Tuples in Python are defined as one of the most versatile data types. They can hold different items or values, separated by commas and enclosed within parentheses (). Tuples cannot be updated and once they are                    created  there are no more modifications, so they are immutable data type and can be classified as read-only (you can only read from it)

Accessing the values stored in a tuple can be done by using a slice operator [] with index or indexes if you want a certain subset of values from a tuple. Slicing is the same as the slicing of some string, so you can apply all you have learned above.

        x = (5, 25, 13.7, "string_example")            # this is a tuple with 4 elements

        print x           # prints the complete tuple
        print x[3]      # prints 4th element
        print x[1:3]   # prints from 1st to 3rd element
        print x[:3]     # prints from the beginning to 3rd element
         print x[2:]     # prints from 3rd element to the end
         ->
        (5, 25, 13.7, 'string_example')
        string_example
        (25, 13.7)
        (5, 25, 13.7)
        (13.7, 'string_example')

4.3.4 Lists

Lists are similar to tuples and they represent the most versatile Python data type.

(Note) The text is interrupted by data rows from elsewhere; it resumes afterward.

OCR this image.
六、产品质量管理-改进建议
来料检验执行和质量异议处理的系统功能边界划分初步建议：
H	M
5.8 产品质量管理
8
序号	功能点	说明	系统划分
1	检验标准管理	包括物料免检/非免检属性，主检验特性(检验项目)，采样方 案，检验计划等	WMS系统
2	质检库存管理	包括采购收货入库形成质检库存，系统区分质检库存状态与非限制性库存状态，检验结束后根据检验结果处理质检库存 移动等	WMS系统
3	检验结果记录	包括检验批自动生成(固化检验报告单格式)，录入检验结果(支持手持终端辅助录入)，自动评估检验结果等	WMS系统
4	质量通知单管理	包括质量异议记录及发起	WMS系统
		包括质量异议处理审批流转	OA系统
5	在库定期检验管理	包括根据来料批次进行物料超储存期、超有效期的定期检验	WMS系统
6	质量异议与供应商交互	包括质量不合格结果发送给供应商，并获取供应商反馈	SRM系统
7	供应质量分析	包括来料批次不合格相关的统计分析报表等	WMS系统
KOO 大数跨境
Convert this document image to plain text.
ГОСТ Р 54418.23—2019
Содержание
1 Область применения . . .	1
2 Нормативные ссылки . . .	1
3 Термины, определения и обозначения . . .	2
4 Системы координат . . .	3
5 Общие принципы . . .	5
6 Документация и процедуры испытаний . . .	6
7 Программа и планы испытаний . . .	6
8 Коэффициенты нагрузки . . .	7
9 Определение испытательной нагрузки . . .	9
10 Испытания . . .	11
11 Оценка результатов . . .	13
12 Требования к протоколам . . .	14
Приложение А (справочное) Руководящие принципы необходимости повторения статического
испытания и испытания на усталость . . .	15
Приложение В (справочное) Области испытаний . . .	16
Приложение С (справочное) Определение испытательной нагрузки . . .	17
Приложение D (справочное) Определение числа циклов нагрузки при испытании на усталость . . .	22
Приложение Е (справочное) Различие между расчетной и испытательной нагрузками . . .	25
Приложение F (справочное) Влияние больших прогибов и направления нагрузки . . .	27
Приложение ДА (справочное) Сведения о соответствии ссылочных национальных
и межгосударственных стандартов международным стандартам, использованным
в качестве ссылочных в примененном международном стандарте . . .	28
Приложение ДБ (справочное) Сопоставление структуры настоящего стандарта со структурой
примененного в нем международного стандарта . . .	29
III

They can also hold values of different types and the only difference to tuples is that Lists can be updated/modified. You can simply add an      element to list by using append method or modify element by assigning it a different value. List values are separated by commas and enclosed within square brackets [].

        x = [5, 25, 13.7, "string_example"]            # this is a list with 4 elements

        print x           # prints the complete tuple
        print x[3]      # prints 4th element
        print x[1:3]   # prints from 1st to 3rd element
        print x[:3]     # prints from the beginning to 3rd element
        print x[2:]     # prints from 3rd element to the end
         ->
        (5, 25, 13.7, 'string_example')
        string_example
        (25, 13.7)
        (5, 25, 13.7)
        (13.7, 'string_example')

        x = [5, 25, 13.7, "string_example"]
        print x
        x[2] = 10
        print x
        ->
       [5, 25, 13.7, 'string_example']
       [5, 25, 10, 'string_example']

4.3.5 Dictionaries

Dictionaries in Python are some kind of hash table. They are a set of key:value pairs.  Keys can be almost data type, but usually, they are used as strings. Values, from other side, can be any type of object. Key-Value                pairs are separated by commas and enclosed within curly braces {}.To get a specific value from dictionary, you have to specify the key related to that value, when calling the dictionary object.

         x = {"key1":10,
         "key2":25,
         "key3":"some string"}
        print x     # prints the entire dictionary
        print x["key1"] # prints the value assigned to key key1
        print x["key3"] # prints the value assigned to key key3
        ->
        {'key3': 'some string', 'key2': 25, 'key1': 10}
       10
       some string

Because the Python has a lot of implemented methods to support working with strings, tuples, lists and dictionaries, in this tutorial chapters dedicated to mentioned data types were created for your better understanding.        In this chapter, only the basic things are mentioned so you can start working with them, use them a little bit and not to ask questions to yourself if you find list, dictionary, tuple or string in the list example. When we come        to the more advanced stuff everything will be clear to you.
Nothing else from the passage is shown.